EBC Markets Briefing | Swiss franc down despite cooling US job market
The Swiss franc lost ground on Monday after a dismal jobs report ramped up bets of imminent Fed rate cuts. The nonfarm payrolls count for the prior two months was revised down significantly.
Swiss manufacturers warned on Friday that tens of thousands of jobs were at risk after Trump hit them with one of the highest tariff rates in his global trade reset even with some relief for the drug sector.
A 39% tariff on the export-reliant country appears to be a heavy blow. President Karin Keller-Sutter said the government would keep talking to Washington, but there were only limited concessions it could offer.
Switzerland sent about 65 billion Swiss francs of goods to the US last year, or about one-sixth of its total exports, giving it a goods trade surplus of almost 38.7 billion francs.

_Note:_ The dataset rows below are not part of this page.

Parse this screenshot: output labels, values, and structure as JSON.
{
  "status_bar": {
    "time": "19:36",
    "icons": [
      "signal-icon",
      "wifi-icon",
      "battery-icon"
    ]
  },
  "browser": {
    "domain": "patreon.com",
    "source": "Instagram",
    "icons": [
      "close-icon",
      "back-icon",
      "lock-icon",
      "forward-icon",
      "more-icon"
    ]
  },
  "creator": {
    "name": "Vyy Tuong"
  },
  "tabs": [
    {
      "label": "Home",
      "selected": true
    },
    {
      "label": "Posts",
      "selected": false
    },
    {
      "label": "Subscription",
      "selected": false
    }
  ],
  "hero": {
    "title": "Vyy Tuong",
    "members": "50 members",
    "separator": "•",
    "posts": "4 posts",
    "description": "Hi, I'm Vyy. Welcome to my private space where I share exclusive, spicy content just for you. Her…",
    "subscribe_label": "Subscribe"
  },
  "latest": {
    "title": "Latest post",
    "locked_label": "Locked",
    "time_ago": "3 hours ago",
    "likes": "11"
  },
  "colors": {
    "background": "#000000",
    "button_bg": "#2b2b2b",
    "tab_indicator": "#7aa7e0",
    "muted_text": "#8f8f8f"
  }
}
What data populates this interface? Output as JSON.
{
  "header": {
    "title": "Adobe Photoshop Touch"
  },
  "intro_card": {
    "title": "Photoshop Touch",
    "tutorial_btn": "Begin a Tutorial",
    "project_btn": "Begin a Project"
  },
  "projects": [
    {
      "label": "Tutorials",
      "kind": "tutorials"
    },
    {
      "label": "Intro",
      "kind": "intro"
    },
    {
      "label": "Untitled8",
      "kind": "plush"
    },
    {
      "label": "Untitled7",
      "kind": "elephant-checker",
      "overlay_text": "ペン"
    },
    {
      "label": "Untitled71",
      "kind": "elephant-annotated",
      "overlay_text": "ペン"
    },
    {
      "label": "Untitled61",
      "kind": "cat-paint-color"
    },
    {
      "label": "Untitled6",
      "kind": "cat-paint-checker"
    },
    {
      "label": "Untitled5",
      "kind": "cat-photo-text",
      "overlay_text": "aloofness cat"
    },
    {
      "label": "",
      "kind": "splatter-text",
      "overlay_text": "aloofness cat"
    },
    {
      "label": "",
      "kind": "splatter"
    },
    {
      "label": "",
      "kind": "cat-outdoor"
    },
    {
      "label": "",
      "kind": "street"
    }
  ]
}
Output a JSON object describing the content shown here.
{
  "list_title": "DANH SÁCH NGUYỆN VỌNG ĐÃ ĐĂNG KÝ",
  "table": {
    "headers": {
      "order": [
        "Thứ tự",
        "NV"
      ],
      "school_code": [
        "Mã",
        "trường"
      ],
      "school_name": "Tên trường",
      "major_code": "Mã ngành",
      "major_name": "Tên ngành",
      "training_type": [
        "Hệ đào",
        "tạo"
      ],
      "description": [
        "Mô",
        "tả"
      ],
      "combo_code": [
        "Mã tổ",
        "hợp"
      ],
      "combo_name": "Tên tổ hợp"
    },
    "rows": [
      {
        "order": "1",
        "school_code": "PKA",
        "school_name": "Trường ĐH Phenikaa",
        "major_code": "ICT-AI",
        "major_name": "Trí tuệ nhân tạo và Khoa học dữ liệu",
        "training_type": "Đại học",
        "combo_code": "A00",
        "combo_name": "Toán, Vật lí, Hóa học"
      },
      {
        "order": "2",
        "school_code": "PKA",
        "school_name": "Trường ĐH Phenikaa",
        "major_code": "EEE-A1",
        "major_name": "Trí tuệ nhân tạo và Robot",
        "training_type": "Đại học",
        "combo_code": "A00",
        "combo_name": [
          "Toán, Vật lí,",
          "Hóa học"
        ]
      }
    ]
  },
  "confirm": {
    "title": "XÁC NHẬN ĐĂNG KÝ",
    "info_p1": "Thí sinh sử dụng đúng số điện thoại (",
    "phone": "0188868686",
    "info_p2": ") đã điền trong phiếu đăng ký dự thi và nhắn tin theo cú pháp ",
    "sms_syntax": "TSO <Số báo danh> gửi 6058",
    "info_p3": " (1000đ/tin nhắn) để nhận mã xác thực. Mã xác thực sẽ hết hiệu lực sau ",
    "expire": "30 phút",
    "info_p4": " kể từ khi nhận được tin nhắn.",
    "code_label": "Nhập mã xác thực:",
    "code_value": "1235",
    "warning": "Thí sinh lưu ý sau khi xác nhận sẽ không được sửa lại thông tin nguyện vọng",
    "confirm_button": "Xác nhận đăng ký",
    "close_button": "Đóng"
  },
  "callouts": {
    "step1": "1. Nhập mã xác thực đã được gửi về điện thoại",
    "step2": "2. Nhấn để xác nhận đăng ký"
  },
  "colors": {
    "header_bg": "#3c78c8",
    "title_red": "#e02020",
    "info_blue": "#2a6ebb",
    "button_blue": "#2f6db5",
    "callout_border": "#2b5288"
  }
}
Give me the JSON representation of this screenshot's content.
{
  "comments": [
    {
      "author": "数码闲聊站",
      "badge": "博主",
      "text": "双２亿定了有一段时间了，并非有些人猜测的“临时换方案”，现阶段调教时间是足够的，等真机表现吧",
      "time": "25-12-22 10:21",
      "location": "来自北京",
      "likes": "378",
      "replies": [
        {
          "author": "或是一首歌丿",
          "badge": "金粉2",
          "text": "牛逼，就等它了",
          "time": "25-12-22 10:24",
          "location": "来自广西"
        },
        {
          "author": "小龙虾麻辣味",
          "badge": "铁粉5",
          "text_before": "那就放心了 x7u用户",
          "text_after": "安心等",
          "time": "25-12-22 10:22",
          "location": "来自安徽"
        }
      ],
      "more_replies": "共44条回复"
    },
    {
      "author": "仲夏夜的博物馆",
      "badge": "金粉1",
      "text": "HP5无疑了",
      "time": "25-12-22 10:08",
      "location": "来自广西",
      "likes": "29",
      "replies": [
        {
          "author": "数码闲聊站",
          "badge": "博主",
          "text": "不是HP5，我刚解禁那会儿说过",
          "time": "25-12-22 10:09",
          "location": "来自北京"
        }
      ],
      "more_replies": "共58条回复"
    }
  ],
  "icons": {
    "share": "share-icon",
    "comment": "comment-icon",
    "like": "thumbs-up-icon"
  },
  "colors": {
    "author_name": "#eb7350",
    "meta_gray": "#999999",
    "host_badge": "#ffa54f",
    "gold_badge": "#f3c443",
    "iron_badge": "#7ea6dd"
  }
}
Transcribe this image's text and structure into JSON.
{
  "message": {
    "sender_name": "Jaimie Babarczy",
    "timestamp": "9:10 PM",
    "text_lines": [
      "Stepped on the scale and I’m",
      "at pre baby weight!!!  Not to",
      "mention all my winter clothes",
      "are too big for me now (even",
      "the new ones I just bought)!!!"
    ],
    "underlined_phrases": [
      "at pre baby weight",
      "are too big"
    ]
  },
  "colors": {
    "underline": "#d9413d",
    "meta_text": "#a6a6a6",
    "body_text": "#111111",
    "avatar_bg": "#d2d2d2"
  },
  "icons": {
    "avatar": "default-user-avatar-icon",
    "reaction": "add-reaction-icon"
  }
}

In services, it had a deficit of nearly 20.4 billion francs.
Swiss consumer prices unexpectedly rose in June, offering respite to the central bank after a dip below zero. The weakness in inflation is a stronger currency which hit a record high over the last quarter.
It has gained more than 10% so far as Trump's mercurial trade policies stir up fears in the markets. Washington is aiming for a possible extension of the tariff pause with Beijing, US official said on Sunday.
The franc saw strong resistance at 0.8026 per dollar last week. It is consolidating above the level, and the risk seems slightly skewed to the downside.